台湾大学附属病院(NTUH)の研究チームが治療の難しいピロリ菌除菌のための効果的な2次・3次治療の開発に成功した。この研究成果は、The Lancet Gastroenterology and Hepatologyに掲載され、表紙記事に選ばれた。
胃がんの主な原因であるピロリ菌の撲滅に向け、NTUHはミンシェン・ウー(Ming-Shiang Wu)病院長の主導の下、国家科学技術委員会(NSTC)と衛生福利部の支援を受けて台湾の複数の医療機関とコンソーシアムを結成し、臨床試験とピロリ菌のスクリーニングを実施してきた。医療チームは近年、除菌率90%を超える1次治療を開発し、1次治療では効果がなかった治療の難しいピロリ菌感染症に対する2次・3次の救援治療の開発に取り組んでいる。

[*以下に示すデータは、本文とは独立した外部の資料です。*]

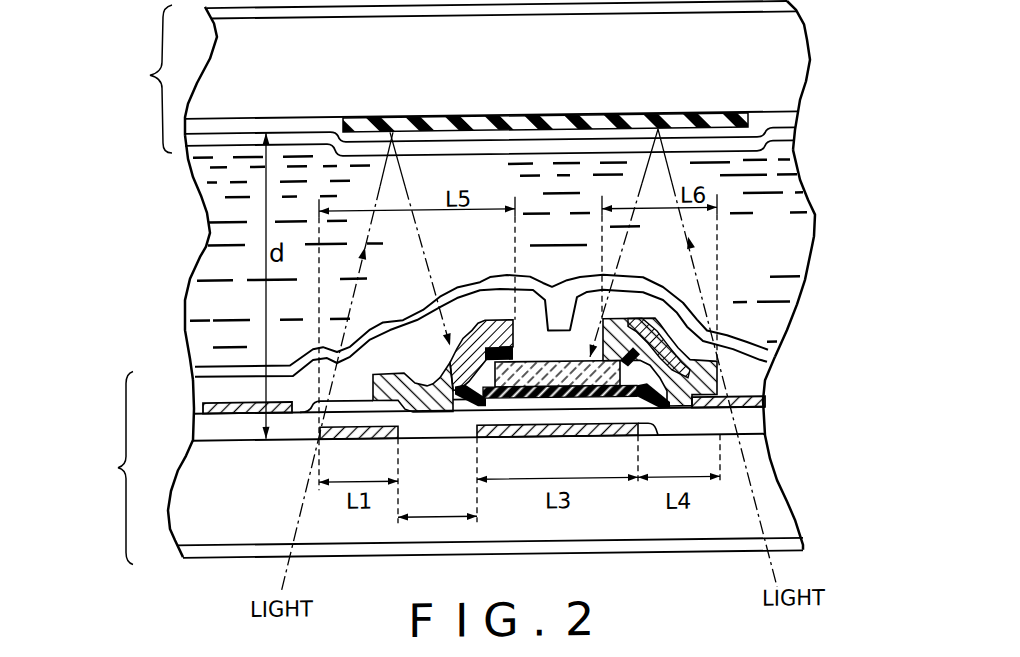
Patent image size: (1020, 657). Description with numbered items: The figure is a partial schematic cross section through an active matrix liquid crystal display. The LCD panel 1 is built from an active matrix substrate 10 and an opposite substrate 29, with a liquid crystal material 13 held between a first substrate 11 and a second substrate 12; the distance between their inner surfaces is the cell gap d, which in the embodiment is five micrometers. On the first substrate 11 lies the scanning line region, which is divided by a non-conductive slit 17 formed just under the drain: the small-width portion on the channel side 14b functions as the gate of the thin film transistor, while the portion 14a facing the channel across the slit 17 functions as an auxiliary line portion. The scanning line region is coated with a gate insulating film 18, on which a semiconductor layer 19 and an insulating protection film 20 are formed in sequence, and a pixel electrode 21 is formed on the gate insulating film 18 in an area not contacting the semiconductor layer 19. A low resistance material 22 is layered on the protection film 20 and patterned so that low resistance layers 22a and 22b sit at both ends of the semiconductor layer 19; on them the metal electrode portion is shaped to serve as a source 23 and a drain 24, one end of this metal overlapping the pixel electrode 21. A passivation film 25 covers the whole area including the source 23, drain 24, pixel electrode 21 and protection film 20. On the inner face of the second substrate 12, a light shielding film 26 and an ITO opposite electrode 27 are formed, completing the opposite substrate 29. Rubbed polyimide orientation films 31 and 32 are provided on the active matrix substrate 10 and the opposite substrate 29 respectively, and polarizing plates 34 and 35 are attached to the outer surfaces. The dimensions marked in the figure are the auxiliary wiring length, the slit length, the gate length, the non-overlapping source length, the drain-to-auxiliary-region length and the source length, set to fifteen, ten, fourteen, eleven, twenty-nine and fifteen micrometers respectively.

The LCD panel 1 is at (113, 124).
The active matrix substrate 10 is at (105, 468).
The first substrate 11 is at (778, 521).
The second substrate 12 is at (800, 71).
The liquid crystal material 13 is at (213, 232).
The auxiliary line portion 14a is at (380, 436).
The channel side portion 14b is at (650, 432).
The slit 17 is at (450, 519).
The gate insulating film 18 is at (767, 430).
The semiconductor layer 19 is at (545, 393).
The insulating protection film 20 is at (552, 361).
The pixel electrode 21 is at (200, 401).
The low resistance material 22 is at (622, 322).
The low resistance layer 22a is at (462, 338).
The low resistance layer 22b is at (672, 360).
The source 23 is at (645, 332).
The drain 24 is at (390, 371).
The passivation film 25 is at (770, 383).
The light shielding film 26 is at (560, 124).
The ITO opposite electrode 27 is at (787, 124).
The opposite substrate 29 is at (140, 79).
The orientation film 31 is at (770, 358).
The orientation film 32 is at (783, 136).
The polarizing plate 34 is at (805, 547).
The polarizing plate 35 is at (783, 10).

ウー教授率いる研究チームによる最新の研究によれば、同チームが開発した2種類の2次治療でそれぞれ93%と90%の除菌率を達成することに成功した。2次治療でピロリ菌を除去できなかった患者に対する3次治療では、97%と96%の除菌率を達成した。
さらに、研究チームはオーストラリアのニューサウスウェールズ大学(UNSW Sydney)と協力し、これらの治療を受けた患者の腸内微生物叢の構成や抗菌薬耐性遺伝子のプロファイルの長期モニタリングを実施したところ、どちらも1年後には治療前とほぼ同じ水準に回復することが判明した。
これらの研究結果は、ピロリ菌の2次・3次治療に重要な知見をもたらすとともに、胃がんの予防にピロリ菌除菌を用いる際の安全性の根拠ともなる。